The pandoc-acronyms program is released via the Python Package Index:

> pip install pandoc-acronyms
...

Alternatively, developers can clone the main repository and install using Python setuptools:

> python setup.py install
...

Once installed either way, the filter is available as a stand-alone program in the installation location used by Python.

Testing and debugging

The pandoc-acronyms code uses the standard Python unittest framework. Most tests are data-driven in that they use regular Markdown files and JSON acronym dictionaries as input and test how the code handles them. To test the filter code as regular Python unit tests, test Markdown input is first converted into the Pandoc "native JSON" format in memory and then fed to the filter code by the tests. This means the unit tests run stand-alone (without the need for Pandon to invoke them as a filter), making the test code easily debugable.

How to contribute

The Git repository for the pandoc acronym filter is hosted on Gitlab.
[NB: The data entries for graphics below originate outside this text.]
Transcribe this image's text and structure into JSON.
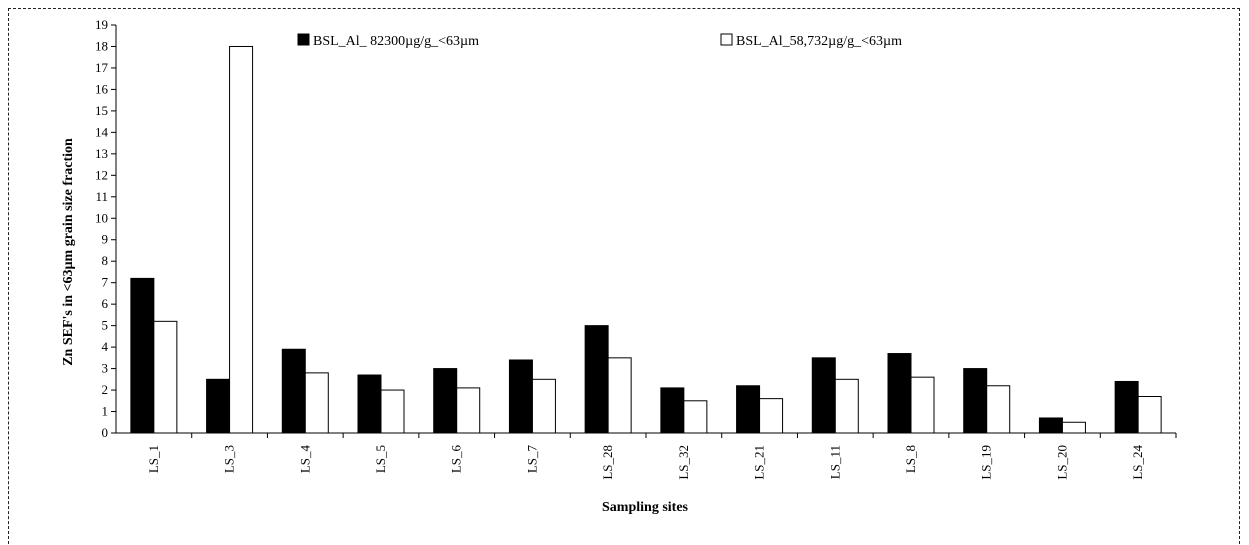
{
  "chart_data": {
    "type": "bar",
    "categories": [
      "LS_1",
      "LS_3",
      "LS_4",
      "LS_5",
      "LS_6",
      "LS_7",
      "LS_28",
      "LS_32",
      "LS_21",
      "LS_11",
      "LS_8",
      "LS_19",
      "LS_20",
      "LS_24"
    ],
    "series": [
      {
        "name": "BSL_Al_ 82300µg/g_<63µm",
        "color": "#000000",
        "values": [
          7.2,
          2.5,
          3.9,
          2.7,
          3.0,
          3.4,
          5.0,
          2.1,
          2.2,
          3.5,
          3.7,
          3.0,
          0.7,
          2.4
        ]
      },
      {
        "name": "BSL_Al_58,732µg/g_<63µm",
        "color": "#ffffff",
        "values": [
          5.2,
          18.0,
          2.8,
          2.0,
          2.1,
          2.5,
          3.5,
          1.5,
          1.6,
          2.5,
          2.6,
          2.2,
          0.5,
          1.7
        ]
      }
    ],
    "yticks": [
      "0",
      "1",
      "2",
      "3",
      "4",
      "5",
      "6",
      "7",
      "8",
      "9",
      "10",
      "11",
      "12",
      "13",
      "14",
      "15",
      "16",
      "17",
      "18",
      "19"
    ],
    "ylim": [
      0,
      19
    ],
    "xlabel": "Sampling sites",
    "ylabel": "Zn SEF's in <63µm grain size fraction",
    "legend_position": "top",
    "grid": false
  }
}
It uses the Gitlab CI system to ensure quality, also for development branches and incoming merge requests. Deployment to PyPI is automated. Development branches and merge requests will be deployed to the PyPI test instance as development packages. Commits to master will be deployed to regular PyPI as development packages. Tagged versions on master are deployed to PyPI as stable releases.

To contribute, please submit a merge request. Your merge request should maintain or increase the test coverage.